Offensichtlich handelt es sich bei der dreistöckigen christlichen Kirche in Xiangzhi, Shishi, Provinz Fujian, die eine Fläche von über 600 Quadratmetern umfasst, um einen der oben genannten Fälle. Das Tor ist verschlossen und das Gebäude steht leer.

„Hoffentlich ist noch alles da …“ Als Ye Yangcheng sah, dass die am Stadtrand errichtete christliche Kirche leer war, zog sich sein Herz zusammen. Wenn der Verantwortliche dieser Festung nicht am Yandang-Berg gefallen, sondern nach dem Vorfall hierher geflohen und die Fünffarbige Göttliche Perle mitgenommen hatte, wo sollte er sie nun in dieser riesigen Menschenmenge wiederfinden?

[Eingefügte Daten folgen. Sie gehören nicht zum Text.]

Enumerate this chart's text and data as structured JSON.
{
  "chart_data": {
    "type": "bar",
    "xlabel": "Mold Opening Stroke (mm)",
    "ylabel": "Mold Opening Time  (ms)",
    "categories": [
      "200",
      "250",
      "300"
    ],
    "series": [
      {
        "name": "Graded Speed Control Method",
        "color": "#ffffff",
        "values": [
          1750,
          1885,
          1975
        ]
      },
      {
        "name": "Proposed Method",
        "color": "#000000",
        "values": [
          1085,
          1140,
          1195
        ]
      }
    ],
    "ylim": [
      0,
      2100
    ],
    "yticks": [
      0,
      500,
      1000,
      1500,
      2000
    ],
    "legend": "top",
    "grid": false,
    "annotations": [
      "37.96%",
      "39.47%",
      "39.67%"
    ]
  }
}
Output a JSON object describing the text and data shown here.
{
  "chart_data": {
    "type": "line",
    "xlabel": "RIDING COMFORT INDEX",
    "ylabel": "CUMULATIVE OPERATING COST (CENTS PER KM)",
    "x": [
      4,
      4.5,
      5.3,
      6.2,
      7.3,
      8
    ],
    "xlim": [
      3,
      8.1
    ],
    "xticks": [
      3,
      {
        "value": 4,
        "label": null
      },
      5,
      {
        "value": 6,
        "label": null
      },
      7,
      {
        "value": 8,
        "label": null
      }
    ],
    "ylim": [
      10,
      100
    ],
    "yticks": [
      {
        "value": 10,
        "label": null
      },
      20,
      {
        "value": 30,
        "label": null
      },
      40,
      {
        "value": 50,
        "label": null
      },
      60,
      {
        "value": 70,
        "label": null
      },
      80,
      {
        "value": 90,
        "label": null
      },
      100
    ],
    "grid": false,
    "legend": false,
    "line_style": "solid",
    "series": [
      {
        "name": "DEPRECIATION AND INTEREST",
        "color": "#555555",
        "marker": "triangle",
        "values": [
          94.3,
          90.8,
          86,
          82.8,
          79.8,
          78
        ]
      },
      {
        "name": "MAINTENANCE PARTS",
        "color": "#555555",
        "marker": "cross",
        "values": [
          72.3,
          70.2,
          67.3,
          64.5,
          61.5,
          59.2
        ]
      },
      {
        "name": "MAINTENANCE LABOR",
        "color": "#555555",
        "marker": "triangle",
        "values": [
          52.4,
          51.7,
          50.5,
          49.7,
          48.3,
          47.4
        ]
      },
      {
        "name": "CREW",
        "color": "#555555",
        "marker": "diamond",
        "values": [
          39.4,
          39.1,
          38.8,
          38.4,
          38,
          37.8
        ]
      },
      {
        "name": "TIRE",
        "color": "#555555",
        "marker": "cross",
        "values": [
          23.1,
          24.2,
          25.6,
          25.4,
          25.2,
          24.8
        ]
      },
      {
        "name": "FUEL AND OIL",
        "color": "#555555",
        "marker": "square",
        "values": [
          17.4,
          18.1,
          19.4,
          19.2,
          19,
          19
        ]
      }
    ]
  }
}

Mit einem Anflug von Nervosität sprang er im Schutz der Dunkelheit leichtfüßig. Die drei Meter hohe Mauer stellte kein Hindernis dar, und er betrat mühelos den Kirchhof. Auf dem verwilderten Platz verharrte Ye Yangcheng einen Moment, stieg dann im Dunkeln die Stufen hinauf und blieb vor dem Haupteingang der Kirche stehen…

„Knacken…“ Nach einem relativ leisen Geräusch hatte Ye Yangcheng das große Schloss an der Tür bereits entfernt. Vorsichtig hob er die Hand und drückte die schwere Holztür auf. Nach einem Knarren strömte ein seltsamer Geruch heraus, der daher rührte, dass die Tür zu lange ohne Belüftung geschlossen gewesen war.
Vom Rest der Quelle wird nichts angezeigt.